Okul ve Kütüphane Yapımına Önem Verdi 

I. Mahmut Ayasofya, Fatih ve Süleymaniye camileriyle Galata Sarayı’nda kütüphaneler yaptırarak giderleri için Vidin ve Semendire’de köyler vakfetmiş, taşradan toplattığı değerli yazmalarla sarayda atıl vaziyette duran eserleri buralara koydurmuştur. Günümüzdeki Galatasaray Lisesini, döneminde Galata Sarayı Mektebi adıyla yeniden kurarak ve dershane açtırarak sık sık ziyaret etmiştir. Fatih Camii yanında açtığı dershanede özellikle Sahih-i Buhari okutulmasına özen göstermiştir. İstanbul dışında Belgrat ve Vidin’de kütüphaneler yaptırıp buralara değerli kitaplar göndermiştir. Topkapı Sarayı’nda III. Ahmet’in kurduğu kütüphane içinde Revan Köşkü bölümünü açtırmış, buraya kitaplar bağışlamıştır. Onun yürüttüğü eğitim ve kültürel faaliyetler, üst düzey devlet yöneticilerini harekete geçirdi. Böylece İstanbul âdeta kütüphanelerle süslendi. Bunlardan Âşir Efendi ve Reisülküttap Mustafa Efendi’nin kütüphaneleri Süleymaniye Kütüphanesi içerisinde, Atıf Efendi’ninki müstakil binasında faaliyetini sürdürmektedir. I. Mahmut, Ayasofya Külliyesi’nde sübyan mektebini (çocuk okulunu) ve Beşiktaş’ta Bayıldım Kasrı’nı inşa ettirdi. Yuşa Tepesi’ndeki Tokat Köşkü’nü Hümayunabad adıyla yeniden yaptıran Sultan Mahmut, Kanlıca’daki Mihrabad Kasrı’nın da banisidir. Ayasofya Kütüphanesi’ne gelir sağlamak amacıyla günümüzde de faaliyetini sürdüren Cağaloğlu Hamamı’nı inşa ettirip etrafına vakıf evler yaptırarak iskâna açıp bir mahalle hâline getirdi. Sultanahmet’te Çatalçeşme’deki defterdarlık binasını da onartmıştır.
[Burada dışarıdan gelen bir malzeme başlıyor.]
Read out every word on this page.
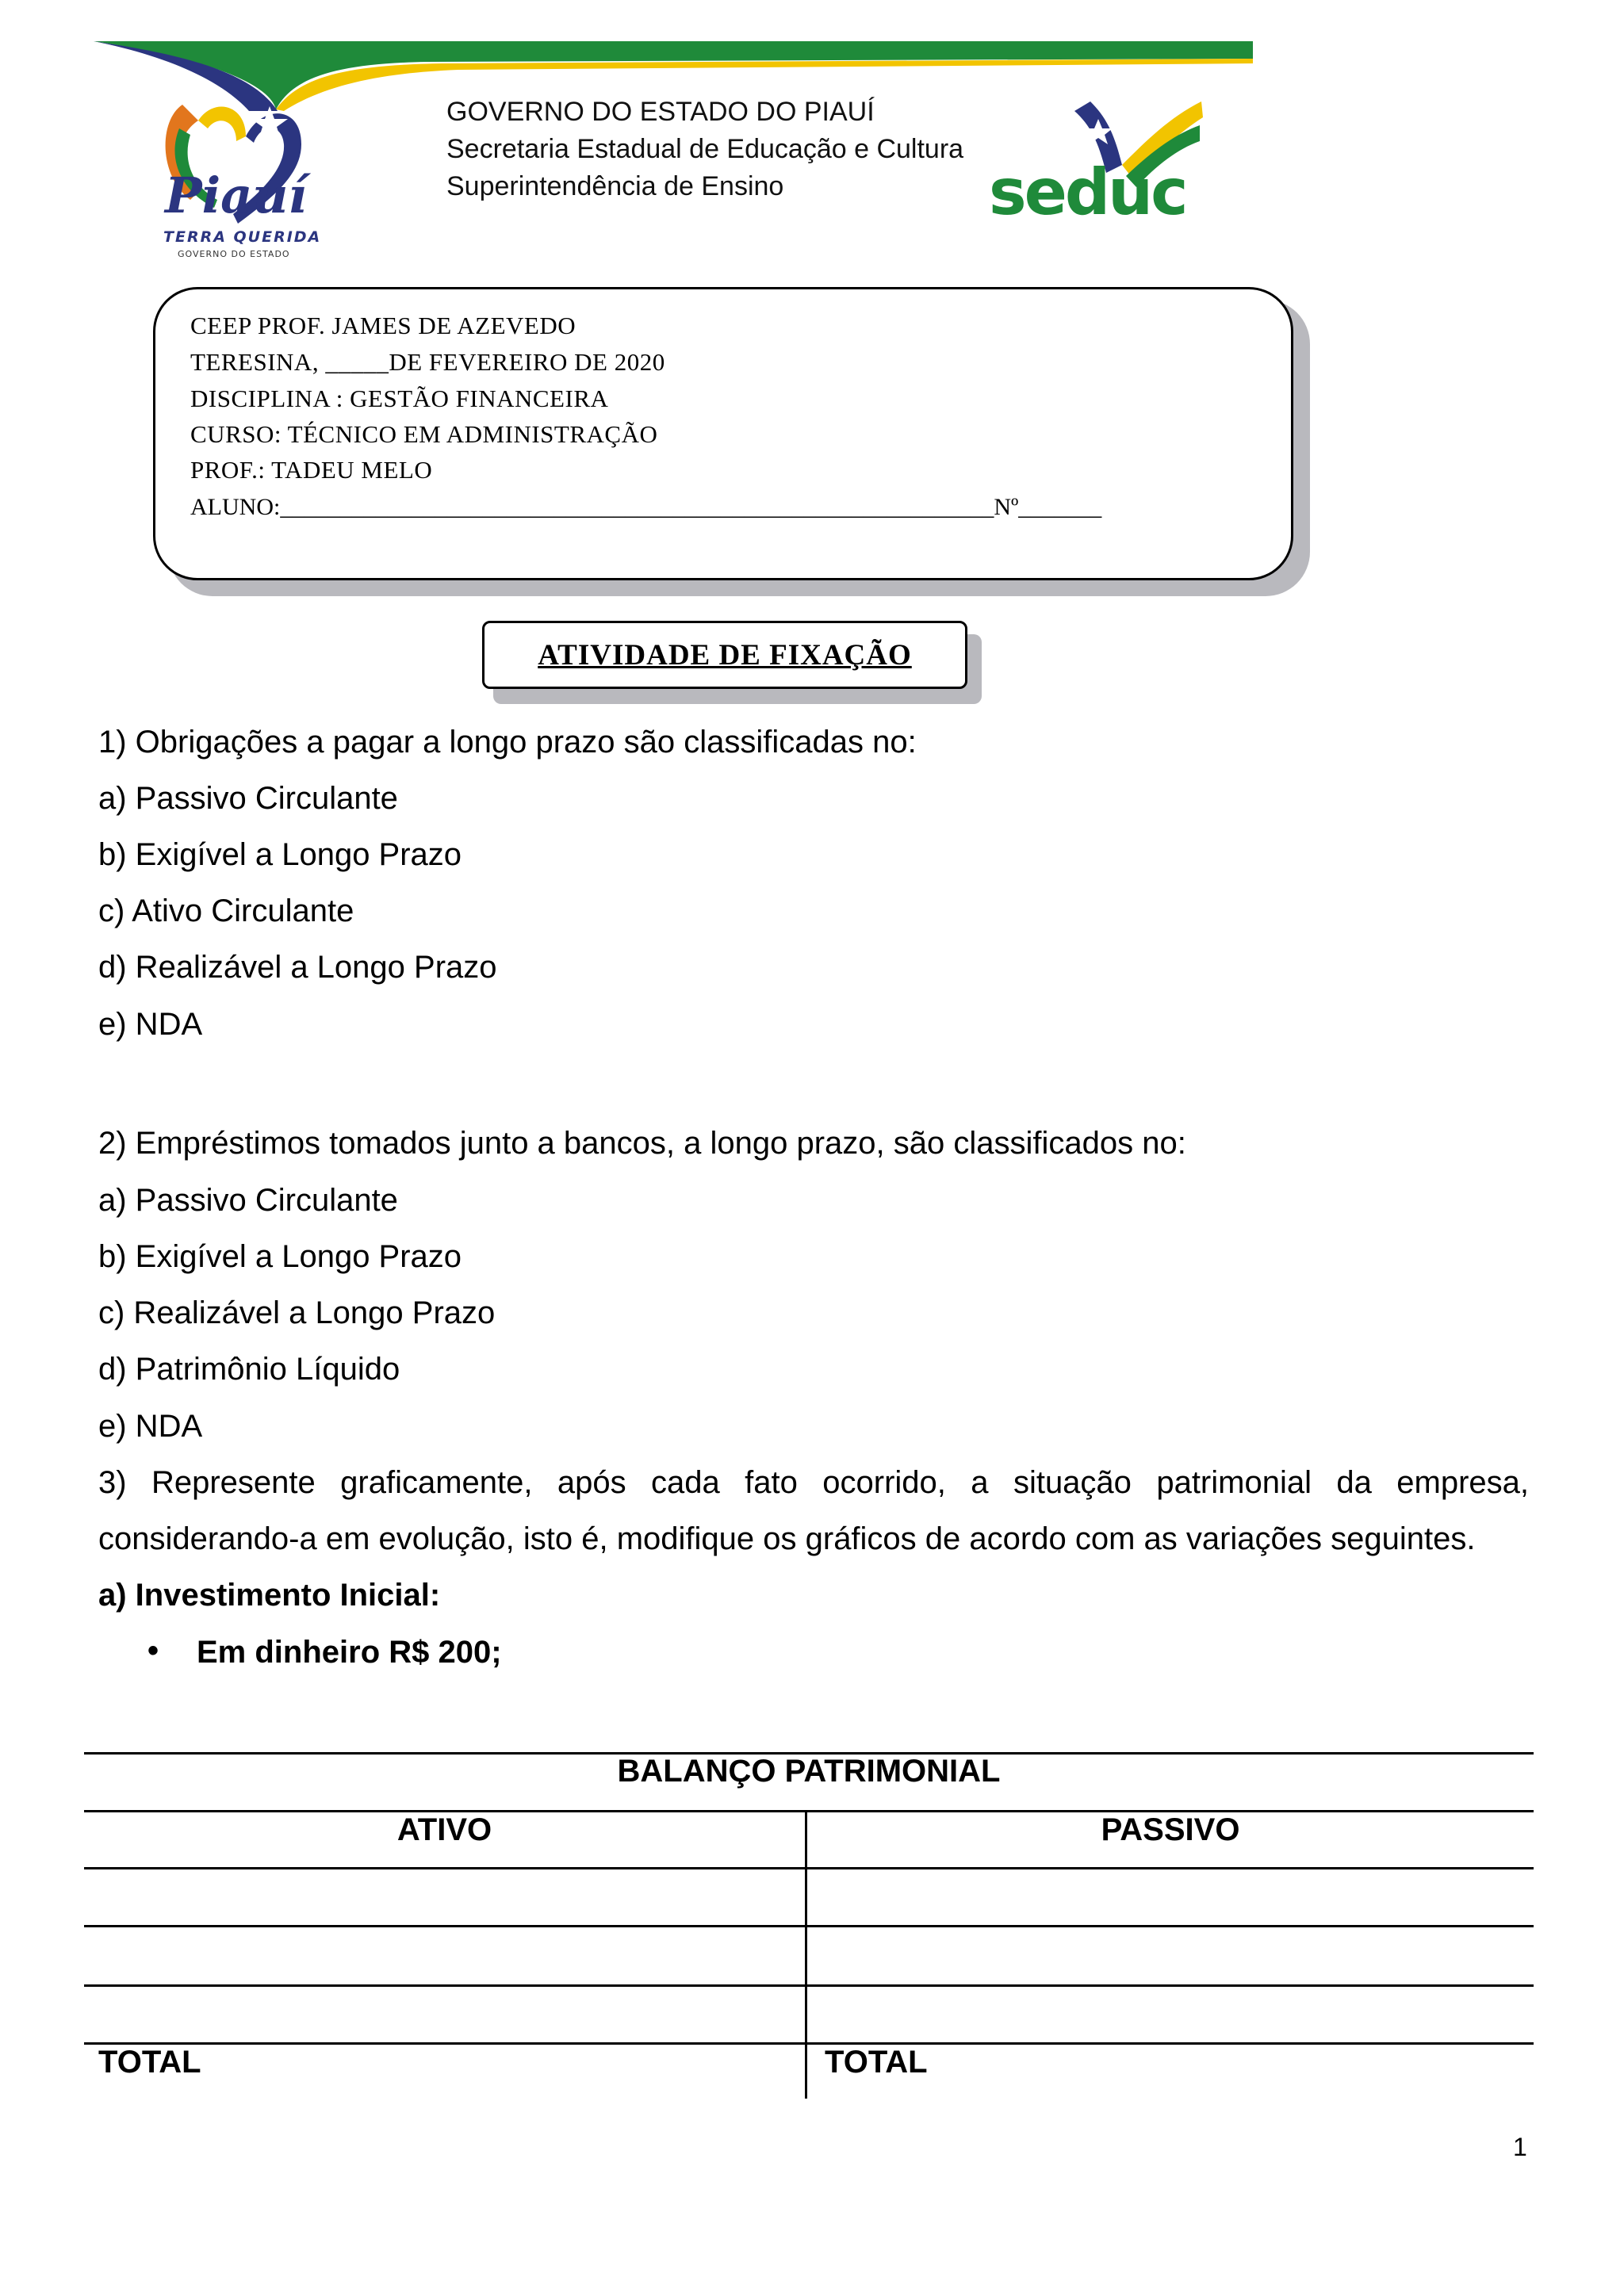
Piauí
TERRA QUERIDA
GOVERNO DO ESTADO
GOVERNO DO ESTADO DO PIAUÍ
Secretaria Estadual de Educação e Cultura
Superintendência de Ensino	seduc
CEEP PROF. JAMES DE AZEVEDO
TERESINA, _____DE FEVEREIRO DE 2020
DISCIPLINA : GESTÃO FINANCEIRA
CURSO: TÉCNICO EM ADMINISTRAÇÃO
PROF.: TADEU MELO
ALUNO:____________________________________________________________Nº_______
ATIVIDADE DE FIXAÇÃO
1) Obrigações a pagar a longo prazo são classificadas no:
a) Passivo Circulante
b) Exigível a Longo Prazo
c) Ativo Circulante
d) Realizável a Longo Prazo
e) NDA
2) Empréstimos tomados junto a bancos, a longo prazo, são classificados no:
a) Passivo Circulante
b) Exigível a Longo Prazo
c) Realizável a Longo Prazo
d) Patrimônio Líquido
e) NDA
3) Represente graficamente, após cada fato ocorrido, a situação patrimonial da empresa, considerando-a em evolução, isto é, modifique os gráficos de acordo com as variações seguintes.
a) Investimento Inicial:
• Em dinheiro R$ 200;
BALANÇO PATRIMONIAL
ATIVO	PASSIVO
TOTAL	TOTAL
1
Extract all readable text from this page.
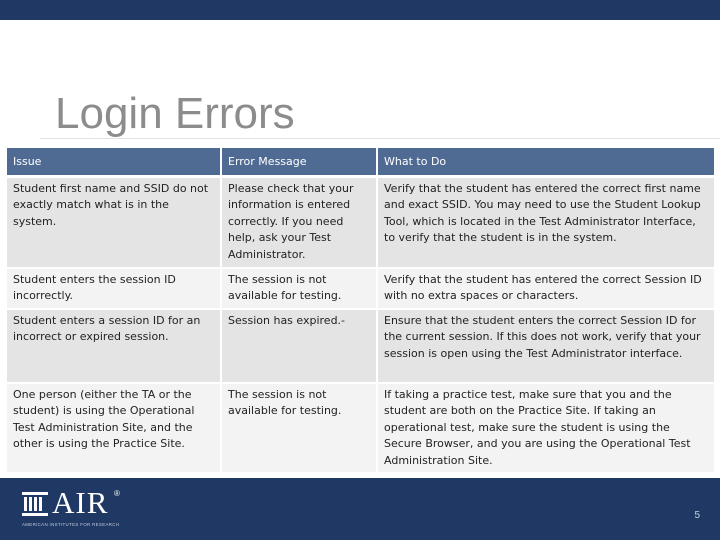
Login Errors
Issue	Error Message	What to Do
Student first name and SSID do not exactly match what is in the system.	Please check that your information is entered correctly. If you need help, ask your Test Administrator.	Verify that the student has entered the correct first name and exact SSID. You may need to use the Student Lookup Tool, which is located in the Test Administrator Interface, to verify that the student is in the system.
Student enters the session ID incorrectly.	The session is not available for testing.	Verify that the student has entered the correct Session ID with no extra spaces or characters.
Student enters a session ID for an incorrect or expired session.	Session has expired.-	Ensure that the student enters the correct Session ID for the current session. If this does not work, verify that your session is open using the Test Administrator interface.
One person (either the TA or the student) is using the Operational Test Administration Site, and the other is using the Practice Site.	The session is not available for testing.	If taking a practice test, make sure that you and the student are both on the Practice Site. If taking an operational test, make sure the student is using the Secure Browser, and you are using the Operational Test Administration Site.
AIR ®
AMERICAN INSTITUTES FOR RESEARCH
5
I. Mahmut, İstanbul dışında da birçok hayır eseri inşa ettirmiştir. 1736’da Rus tahribatına uğrayan Bahçesaray’daki Han Sarayı, camisi ve kütüphanesinin tamiri için gerekli malzeme onun tarafından gönderilmiştir.

Kaynak: Ertuğrul Bey’den Sultan Vahdettin’e Tarihin En Kudretli Hanedanı Üç Kıtanın Efendileri Osmanlılar, Hasan Yılmaz, Elips Kitap, 1. Baskı Mayıs 2015, Ankara.